I had a very similar situation, so have refined the process to tighten things up.

Here's a copy of the letter I sent to my tenant.  As a house hacker, I would hand deliver AND send by certified mail, so they know you mean business.

Dear (tenant),

On (date) I sent you a lease addendum for a monthly rent increase of $50.00 for your rental unit, effective August 1, 2018. I asked that you sign and return the included Lease Addendum by July 15. We have not yet received the returned document from you.

I realize that you’ve probably forgotten or you’ve been busy, so I’m sending you another copy to sign and return to me at the address in the letterhead above.

We must receive this signed Lease Addendum by July 25. In failing to do so, I will assume the new rent amount is unacceptable to you and your tenancy will be terminated.

As always, I am happy to answer any questions you may have – so please feel free to reach out if you have any concerns.

Thank you for your prompt attention to this matter.

Sincerely,

(you)

When I used to do non-month to month leases, when the lease expired (after the year term or whatever is up), it switches to a month to month lease. You might want to add that to your leases.

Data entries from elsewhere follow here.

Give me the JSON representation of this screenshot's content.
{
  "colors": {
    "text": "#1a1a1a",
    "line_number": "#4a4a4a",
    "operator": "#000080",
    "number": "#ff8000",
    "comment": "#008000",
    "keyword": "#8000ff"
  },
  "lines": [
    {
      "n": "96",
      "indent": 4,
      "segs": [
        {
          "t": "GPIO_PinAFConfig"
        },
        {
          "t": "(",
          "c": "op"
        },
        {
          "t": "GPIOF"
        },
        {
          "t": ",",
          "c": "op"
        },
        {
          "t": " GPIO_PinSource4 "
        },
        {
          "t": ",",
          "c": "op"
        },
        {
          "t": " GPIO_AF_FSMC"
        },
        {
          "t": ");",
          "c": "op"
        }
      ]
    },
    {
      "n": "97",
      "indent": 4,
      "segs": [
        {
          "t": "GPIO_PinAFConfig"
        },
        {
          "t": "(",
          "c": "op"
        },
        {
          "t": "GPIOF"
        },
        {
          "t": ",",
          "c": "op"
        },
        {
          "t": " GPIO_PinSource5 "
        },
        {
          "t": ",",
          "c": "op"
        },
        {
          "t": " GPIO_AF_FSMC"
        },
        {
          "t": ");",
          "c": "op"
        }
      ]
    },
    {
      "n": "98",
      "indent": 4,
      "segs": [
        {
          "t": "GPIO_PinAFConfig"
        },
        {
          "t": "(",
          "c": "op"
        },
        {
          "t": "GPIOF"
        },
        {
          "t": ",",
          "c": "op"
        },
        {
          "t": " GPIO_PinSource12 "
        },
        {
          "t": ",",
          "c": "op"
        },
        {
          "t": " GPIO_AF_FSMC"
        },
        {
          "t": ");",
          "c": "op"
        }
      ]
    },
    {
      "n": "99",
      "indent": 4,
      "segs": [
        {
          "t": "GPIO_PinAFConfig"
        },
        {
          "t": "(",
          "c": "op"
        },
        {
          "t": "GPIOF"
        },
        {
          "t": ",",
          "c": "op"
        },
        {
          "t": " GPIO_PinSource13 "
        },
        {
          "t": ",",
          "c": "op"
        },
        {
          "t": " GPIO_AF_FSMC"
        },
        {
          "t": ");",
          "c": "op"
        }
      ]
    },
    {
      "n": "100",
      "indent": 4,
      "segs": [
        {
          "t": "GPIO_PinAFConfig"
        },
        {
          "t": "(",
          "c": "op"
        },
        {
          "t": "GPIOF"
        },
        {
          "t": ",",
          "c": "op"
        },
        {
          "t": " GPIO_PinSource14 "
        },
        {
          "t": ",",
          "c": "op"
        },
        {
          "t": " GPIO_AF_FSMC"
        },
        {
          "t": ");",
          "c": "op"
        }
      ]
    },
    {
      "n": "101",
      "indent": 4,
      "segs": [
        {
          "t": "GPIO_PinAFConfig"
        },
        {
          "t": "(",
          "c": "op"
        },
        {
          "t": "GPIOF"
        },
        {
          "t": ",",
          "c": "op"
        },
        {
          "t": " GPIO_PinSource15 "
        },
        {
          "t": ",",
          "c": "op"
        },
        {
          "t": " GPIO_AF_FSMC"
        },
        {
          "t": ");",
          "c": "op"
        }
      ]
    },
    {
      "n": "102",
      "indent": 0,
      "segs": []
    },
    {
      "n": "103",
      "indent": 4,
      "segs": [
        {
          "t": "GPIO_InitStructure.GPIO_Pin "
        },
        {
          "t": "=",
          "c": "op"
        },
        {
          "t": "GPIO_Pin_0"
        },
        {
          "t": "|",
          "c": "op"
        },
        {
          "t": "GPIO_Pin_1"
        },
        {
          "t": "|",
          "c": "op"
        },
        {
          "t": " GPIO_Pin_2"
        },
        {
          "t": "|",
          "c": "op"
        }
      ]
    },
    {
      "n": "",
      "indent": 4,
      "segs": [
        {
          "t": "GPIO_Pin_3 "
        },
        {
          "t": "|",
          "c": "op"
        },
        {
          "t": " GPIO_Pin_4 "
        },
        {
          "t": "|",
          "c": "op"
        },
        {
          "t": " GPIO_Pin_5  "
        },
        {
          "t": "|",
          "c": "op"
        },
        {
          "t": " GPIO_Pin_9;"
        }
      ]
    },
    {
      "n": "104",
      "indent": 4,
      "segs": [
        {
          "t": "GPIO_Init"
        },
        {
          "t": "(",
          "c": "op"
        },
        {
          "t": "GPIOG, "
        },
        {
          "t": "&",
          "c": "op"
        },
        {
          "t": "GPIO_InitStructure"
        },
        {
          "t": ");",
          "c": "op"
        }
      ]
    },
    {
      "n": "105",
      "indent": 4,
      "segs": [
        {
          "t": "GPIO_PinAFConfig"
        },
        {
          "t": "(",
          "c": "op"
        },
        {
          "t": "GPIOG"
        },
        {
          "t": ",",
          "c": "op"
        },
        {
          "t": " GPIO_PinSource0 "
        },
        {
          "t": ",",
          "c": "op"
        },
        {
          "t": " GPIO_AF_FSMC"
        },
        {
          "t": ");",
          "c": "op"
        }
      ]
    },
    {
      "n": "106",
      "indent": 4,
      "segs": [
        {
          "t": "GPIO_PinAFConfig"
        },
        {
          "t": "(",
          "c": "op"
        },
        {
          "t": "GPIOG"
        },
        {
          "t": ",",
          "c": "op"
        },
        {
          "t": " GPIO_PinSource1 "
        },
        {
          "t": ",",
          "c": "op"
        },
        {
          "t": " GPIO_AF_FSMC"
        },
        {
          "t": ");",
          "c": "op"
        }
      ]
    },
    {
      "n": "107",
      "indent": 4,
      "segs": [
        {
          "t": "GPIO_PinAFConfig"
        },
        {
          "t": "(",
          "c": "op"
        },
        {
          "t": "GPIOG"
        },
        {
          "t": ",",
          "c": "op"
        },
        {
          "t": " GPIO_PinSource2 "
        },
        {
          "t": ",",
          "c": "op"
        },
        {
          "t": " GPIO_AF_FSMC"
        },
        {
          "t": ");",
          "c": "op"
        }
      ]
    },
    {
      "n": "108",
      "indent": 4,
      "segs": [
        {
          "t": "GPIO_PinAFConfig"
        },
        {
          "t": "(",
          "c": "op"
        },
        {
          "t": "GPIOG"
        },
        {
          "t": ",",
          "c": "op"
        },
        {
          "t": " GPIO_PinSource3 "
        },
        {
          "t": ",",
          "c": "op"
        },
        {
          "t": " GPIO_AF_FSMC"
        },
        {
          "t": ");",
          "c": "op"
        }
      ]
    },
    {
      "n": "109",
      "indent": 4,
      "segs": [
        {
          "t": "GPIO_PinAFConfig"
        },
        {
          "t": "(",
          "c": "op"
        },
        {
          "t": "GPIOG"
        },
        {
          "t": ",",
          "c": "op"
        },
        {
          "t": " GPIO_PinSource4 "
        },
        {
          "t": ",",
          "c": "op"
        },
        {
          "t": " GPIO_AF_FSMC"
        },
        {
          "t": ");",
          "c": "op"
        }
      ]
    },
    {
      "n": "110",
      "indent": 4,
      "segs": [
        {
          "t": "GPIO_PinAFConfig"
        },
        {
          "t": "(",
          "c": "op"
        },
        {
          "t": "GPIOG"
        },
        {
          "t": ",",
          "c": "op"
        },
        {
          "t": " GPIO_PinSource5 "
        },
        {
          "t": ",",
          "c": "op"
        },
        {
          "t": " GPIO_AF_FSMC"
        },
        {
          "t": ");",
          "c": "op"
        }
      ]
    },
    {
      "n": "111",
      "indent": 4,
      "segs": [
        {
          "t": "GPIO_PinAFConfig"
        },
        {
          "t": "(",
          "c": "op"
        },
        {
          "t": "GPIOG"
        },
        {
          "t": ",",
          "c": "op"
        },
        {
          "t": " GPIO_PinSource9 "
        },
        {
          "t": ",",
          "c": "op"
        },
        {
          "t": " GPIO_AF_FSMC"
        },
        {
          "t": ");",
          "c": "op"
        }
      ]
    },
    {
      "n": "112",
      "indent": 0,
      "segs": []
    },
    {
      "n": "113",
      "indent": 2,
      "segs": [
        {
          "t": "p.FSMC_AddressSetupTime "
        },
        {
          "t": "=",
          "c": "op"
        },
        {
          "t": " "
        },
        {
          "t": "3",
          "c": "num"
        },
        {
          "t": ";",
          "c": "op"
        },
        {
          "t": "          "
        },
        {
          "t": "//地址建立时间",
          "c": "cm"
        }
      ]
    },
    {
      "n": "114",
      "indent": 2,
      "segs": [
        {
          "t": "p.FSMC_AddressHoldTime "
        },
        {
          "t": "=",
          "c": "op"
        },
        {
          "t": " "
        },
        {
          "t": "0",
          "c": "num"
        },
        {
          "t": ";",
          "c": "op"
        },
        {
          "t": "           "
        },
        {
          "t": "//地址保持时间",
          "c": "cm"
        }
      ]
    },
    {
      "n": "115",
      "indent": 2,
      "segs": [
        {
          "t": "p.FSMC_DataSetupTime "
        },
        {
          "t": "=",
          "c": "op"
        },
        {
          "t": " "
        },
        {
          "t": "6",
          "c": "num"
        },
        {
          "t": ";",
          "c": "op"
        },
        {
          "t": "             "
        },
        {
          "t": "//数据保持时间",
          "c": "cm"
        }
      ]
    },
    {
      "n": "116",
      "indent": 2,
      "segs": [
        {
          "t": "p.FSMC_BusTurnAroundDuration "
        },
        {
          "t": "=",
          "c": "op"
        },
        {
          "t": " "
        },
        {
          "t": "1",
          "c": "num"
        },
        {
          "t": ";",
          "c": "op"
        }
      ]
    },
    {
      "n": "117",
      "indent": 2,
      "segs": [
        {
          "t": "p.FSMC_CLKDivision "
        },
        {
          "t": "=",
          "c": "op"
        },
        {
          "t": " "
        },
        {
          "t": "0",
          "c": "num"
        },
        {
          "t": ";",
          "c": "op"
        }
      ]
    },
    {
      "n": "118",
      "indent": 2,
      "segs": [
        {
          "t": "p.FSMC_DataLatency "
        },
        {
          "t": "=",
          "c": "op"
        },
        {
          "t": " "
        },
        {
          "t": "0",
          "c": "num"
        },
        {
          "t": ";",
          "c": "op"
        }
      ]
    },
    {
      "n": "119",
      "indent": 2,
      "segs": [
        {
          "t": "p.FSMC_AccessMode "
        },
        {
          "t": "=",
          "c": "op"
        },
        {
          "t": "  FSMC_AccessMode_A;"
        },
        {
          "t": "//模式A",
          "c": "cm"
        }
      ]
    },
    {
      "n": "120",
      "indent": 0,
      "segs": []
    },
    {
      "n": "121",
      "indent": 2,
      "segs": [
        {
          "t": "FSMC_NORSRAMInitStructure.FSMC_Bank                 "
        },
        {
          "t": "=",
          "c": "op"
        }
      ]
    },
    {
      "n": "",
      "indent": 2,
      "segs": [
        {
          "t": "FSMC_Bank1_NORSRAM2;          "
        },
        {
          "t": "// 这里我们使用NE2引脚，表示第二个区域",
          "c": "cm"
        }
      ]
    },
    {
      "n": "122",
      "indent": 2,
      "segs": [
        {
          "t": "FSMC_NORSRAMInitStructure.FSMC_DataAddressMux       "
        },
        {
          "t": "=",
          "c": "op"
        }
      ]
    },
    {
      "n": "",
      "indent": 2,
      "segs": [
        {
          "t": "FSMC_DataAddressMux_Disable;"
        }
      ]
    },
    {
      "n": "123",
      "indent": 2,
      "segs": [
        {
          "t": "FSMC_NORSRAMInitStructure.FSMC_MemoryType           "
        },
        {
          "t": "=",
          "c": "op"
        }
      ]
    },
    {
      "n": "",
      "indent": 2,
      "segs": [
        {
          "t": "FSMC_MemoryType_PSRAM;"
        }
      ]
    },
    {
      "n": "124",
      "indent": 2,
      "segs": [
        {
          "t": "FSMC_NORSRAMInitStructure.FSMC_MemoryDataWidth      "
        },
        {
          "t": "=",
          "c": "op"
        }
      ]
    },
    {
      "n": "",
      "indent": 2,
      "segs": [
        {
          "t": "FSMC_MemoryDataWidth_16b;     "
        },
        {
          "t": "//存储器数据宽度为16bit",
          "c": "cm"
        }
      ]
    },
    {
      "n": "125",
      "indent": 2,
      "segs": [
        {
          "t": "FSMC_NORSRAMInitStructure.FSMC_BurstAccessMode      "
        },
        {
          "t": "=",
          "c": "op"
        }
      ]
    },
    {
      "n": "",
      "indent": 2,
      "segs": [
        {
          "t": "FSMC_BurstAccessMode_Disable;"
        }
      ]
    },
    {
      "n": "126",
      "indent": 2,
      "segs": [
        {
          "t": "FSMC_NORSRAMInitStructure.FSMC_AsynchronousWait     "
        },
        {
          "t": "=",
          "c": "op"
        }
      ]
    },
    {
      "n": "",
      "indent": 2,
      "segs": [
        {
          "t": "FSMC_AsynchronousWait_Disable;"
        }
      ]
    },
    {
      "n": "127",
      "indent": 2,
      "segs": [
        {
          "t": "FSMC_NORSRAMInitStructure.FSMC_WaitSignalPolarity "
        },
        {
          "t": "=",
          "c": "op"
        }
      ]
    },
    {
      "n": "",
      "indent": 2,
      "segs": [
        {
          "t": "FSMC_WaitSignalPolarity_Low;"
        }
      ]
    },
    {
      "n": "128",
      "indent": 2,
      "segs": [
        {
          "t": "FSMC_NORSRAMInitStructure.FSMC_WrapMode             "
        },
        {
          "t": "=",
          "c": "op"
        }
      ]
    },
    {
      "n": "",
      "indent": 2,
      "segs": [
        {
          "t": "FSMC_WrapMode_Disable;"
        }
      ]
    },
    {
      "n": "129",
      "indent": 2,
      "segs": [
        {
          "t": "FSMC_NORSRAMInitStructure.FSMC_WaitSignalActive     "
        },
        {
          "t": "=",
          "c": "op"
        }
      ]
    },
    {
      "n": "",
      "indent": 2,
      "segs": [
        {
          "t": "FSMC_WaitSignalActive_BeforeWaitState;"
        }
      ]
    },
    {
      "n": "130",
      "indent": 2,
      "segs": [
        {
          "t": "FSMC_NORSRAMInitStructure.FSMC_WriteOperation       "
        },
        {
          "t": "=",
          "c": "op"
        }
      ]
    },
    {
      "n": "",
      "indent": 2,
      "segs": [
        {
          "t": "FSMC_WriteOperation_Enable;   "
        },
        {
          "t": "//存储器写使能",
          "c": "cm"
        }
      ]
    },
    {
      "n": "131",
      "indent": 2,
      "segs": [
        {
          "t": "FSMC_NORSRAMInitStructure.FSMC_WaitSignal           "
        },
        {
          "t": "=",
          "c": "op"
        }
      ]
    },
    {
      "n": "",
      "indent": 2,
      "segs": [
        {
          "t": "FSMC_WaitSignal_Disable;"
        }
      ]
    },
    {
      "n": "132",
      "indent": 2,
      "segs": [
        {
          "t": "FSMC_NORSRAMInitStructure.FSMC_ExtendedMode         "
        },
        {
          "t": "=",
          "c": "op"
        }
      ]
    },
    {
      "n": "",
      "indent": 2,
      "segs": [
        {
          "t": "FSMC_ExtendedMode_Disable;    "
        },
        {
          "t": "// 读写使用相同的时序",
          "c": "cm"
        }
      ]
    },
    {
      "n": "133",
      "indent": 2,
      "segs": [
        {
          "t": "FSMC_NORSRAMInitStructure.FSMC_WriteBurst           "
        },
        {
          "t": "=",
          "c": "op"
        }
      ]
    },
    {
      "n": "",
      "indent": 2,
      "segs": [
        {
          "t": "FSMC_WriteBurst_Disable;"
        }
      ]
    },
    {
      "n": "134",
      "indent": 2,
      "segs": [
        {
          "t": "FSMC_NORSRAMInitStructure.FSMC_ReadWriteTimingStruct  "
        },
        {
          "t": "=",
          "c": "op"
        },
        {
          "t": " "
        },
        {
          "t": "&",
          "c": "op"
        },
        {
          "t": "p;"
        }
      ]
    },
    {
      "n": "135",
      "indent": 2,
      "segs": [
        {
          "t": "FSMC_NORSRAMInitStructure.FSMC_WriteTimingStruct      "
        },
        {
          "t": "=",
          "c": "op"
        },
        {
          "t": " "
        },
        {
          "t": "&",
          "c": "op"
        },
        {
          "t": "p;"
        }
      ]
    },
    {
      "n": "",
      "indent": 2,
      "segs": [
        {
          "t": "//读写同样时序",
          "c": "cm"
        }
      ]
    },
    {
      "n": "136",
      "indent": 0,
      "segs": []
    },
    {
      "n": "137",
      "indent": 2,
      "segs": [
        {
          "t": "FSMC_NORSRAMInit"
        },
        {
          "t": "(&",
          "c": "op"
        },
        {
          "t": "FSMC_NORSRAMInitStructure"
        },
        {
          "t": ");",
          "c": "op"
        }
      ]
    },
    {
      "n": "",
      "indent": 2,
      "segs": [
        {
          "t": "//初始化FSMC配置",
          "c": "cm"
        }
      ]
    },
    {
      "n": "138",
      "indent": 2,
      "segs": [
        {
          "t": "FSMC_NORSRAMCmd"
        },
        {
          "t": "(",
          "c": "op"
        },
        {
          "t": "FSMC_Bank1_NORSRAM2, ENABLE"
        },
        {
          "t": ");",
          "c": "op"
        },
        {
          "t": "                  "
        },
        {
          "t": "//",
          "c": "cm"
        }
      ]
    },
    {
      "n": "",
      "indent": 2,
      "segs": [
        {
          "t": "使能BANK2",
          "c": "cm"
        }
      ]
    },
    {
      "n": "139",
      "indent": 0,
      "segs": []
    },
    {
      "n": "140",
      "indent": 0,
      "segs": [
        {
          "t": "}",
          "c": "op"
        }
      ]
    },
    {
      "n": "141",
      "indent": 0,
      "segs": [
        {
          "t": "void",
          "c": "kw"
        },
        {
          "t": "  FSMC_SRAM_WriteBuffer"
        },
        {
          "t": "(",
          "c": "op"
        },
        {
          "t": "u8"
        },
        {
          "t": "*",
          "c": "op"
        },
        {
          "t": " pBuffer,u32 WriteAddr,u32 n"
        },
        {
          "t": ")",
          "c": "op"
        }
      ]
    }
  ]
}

If they pay the increased amount on the first, all is good, right?

If they plan to move, they owe you a 30 day notice. If they’ve been good tenants for two years, just sit tight and see if the extra dough shows up in the rent check.

We ve all had tenants do this and it is for different reasons. Dont assume the reason.First try thier favorite means of communication to prompt them. If they are texters, it will be ineffective to call them. Say hey need a response on the renewal. Next followup with the letter. I had one tenant who just worked so much I couldnt even physically track him down at the,apartment once he said yes.

@Christopher L. when I do a renewal I give three options. One price for signing a year least and a higher price for going month to month. If they do not sign the lease, they go month to month at $50 more per month. That gives a "no response" option that puts a few more bucks in your pocket. The third option is give written notice and leave.

I don't tolerate people ignoring me. That is a problem. Do what @Caleb Heimsoth suggested at this point.

I'm a little unclear - you notified them that rent was going up in 60 days and asked them to sign a new lease. At that same time, did you give them a 60 day notice to vacate if they didn't sign a new lease? If not, then you should look at your lease and see how much notice you need to give them to move, and then decide if you want new tenants or not. Otherwise, you should expect to get the higher rent if they are on a month to month (most leases have this provision) and deliver a pay or quit if they fail to pay the higher rent. 

Knock on the door with the paper in hand when they are home. If they won't sign it right there, hand them notice to vacate then mail another copy certified mail with the rent increase/lease addendum.